- Genre: Talk show
- Created by: Rana Daggubati
- Written by: Faiz Rai; Vineeth Kalegi;
- Directed by: Sukhvinder Singh Chauhan (Episode 1; 6–7); Vinod Vijayan Thazvana (Episode 2–3); Srikanth Prabhala (Episode 4–5); Pratyusha Jonnalagadda (Episode 8);
- Presented by: Rana Daggubati
- Music by: Naren RK Siddhartha
- Country of origin: India
- Original language: Telugu
- No. of seasons: 1

Production
- Executive producer: Rana Daggubati
- Producer: Rajeev Ranjan
- Production locations: Ramanaidu Studios, Hyderabad
- Cinematography: Sukhvinder Singh Chauhan
- Camera setup: Multi-camera
- Production company: Spirit Media

Original release
- Network: Amazon Prime Video
- Release: 23 November 2024 – 11 January 2025

= The Rana Daggubati Show =

Indian talk-show

The Rana Daggubati Show is an Indian Telugu-language variety talk show created and hosted by Rana Daggubati. It premiered on 23 November 2024 on Amazon Prime Video.

== Production==
Rana has previously hosted No. 1 Yaari with Rana (2017–2021). During the "Prime Video Presents" event held in March 2024, the show was announced under the initial title The Rana Connection. Rana was the creator and also the executive producer through Spirit Media. Ahead of its premiere, the title was changed to The Rana Daggubati Show.

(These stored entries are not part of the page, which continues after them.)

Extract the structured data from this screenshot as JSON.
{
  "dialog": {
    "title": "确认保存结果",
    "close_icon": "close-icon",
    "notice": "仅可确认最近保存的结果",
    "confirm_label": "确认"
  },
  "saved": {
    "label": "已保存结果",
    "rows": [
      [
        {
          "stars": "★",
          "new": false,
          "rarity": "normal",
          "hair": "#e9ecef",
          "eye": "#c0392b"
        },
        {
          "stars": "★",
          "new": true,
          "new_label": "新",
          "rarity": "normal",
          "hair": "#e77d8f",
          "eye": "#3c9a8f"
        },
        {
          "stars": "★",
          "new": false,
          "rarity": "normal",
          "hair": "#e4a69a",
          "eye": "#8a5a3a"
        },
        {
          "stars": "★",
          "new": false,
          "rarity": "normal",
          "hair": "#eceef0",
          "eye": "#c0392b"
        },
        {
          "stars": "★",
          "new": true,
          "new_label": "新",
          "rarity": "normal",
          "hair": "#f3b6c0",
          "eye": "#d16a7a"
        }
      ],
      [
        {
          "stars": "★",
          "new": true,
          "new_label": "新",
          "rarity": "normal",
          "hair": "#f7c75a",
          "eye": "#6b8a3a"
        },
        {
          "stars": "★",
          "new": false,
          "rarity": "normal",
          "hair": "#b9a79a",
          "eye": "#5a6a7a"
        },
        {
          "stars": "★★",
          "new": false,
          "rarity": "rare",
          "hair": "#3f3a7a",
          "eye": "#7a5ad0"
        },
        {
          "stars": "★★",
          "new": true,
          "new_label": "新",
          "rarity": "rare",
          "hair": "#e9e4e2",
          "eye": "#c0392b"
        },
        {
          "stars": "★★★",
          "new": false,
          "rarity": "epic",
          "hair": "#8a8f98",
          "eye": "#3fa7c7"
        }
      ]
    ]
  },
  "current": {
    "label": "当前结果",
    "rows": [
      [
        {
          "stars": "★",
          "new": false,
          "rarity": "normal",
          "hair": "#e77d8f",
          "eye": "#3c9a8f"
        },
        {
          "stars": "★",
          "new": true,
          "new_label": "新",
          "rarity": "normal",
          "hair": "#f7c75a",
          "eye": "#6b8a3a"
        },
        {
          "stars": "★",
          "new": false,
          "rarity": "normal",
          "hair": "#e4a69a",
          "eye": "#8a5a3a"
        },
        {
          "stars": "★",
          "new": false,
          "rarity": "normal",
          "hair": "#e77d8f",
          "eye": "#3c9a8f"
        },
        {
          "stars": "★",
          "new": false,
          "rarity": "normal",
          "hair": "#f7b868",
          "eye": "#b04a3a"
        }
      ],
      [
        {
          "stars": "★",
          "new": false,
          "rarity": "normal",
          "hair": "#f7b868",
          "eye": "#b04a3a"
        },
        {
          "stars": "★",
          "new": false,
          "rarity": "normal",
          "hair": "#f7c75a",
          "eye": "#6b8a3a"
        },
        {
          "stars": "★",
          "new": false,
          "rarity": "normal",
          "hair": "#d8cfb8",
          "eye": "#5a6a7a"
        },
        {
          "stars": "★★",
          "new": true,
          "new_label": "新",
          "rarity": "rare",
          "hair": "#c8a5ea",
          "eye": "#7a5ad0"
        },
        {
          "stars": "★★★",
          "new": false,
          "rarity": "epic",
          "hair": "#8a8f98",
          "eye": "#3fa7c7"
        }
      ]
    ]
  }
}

The first episode premiered at the 55th International Film Festival of India in Goa on 21 November 2024, and later on Amazon Prime Video on 23 November 2024.

== Episodes ==

| No. | Title | Premiere | Guest(s) |
|---|---|---|---|
| 1 | "Normal Is Boring" | 23 November 2024 | Nani, Teja Sajja, Priyanka Mohan |
| 2 | "And Just Like That" | 30 November 2024 | Sreeleela, Siddhu Jonnalagadda |
| 3 | "Cousins, Cars and Cinema" | 7 December 2024 | Naga Chaitanya, Sumanth, Miheeka Daggubati, Malavika Potluri Daggubati, Prashanth |
| 4 | "Master Influencers" | 14 December 2024 | S. S. Rajamouli, Ram Gopal Varma, Suma Kanakala |
| 5 | "Myth Buster" | 21 December 2024 | Rishab Shetty, Neha Shetty, Pragathi Shetty |
| 6 | "When THE GOOD BOY meets BAD BOY" | 28 December 2024 | Dulquer Salmaan, Meenakshi Chaudhary |
| 7 | "Getting Real with the Real Star" | 4 January 2025 | Upendra, Navdeep, Faria Abdullah, Sharmiela Mandre |
| 8 | "V for Victory" | 11 January 2025 | Venkatesh, Aishwarya Rajesh, Meenakshi Chaudhary, Anil Ravipudi, Ramana Gogula |

== Reception ==
Raisa Nasreen of Times Now stated that it "was clean and didn't fall prey to the traditional gossip sessions which shows indulge in".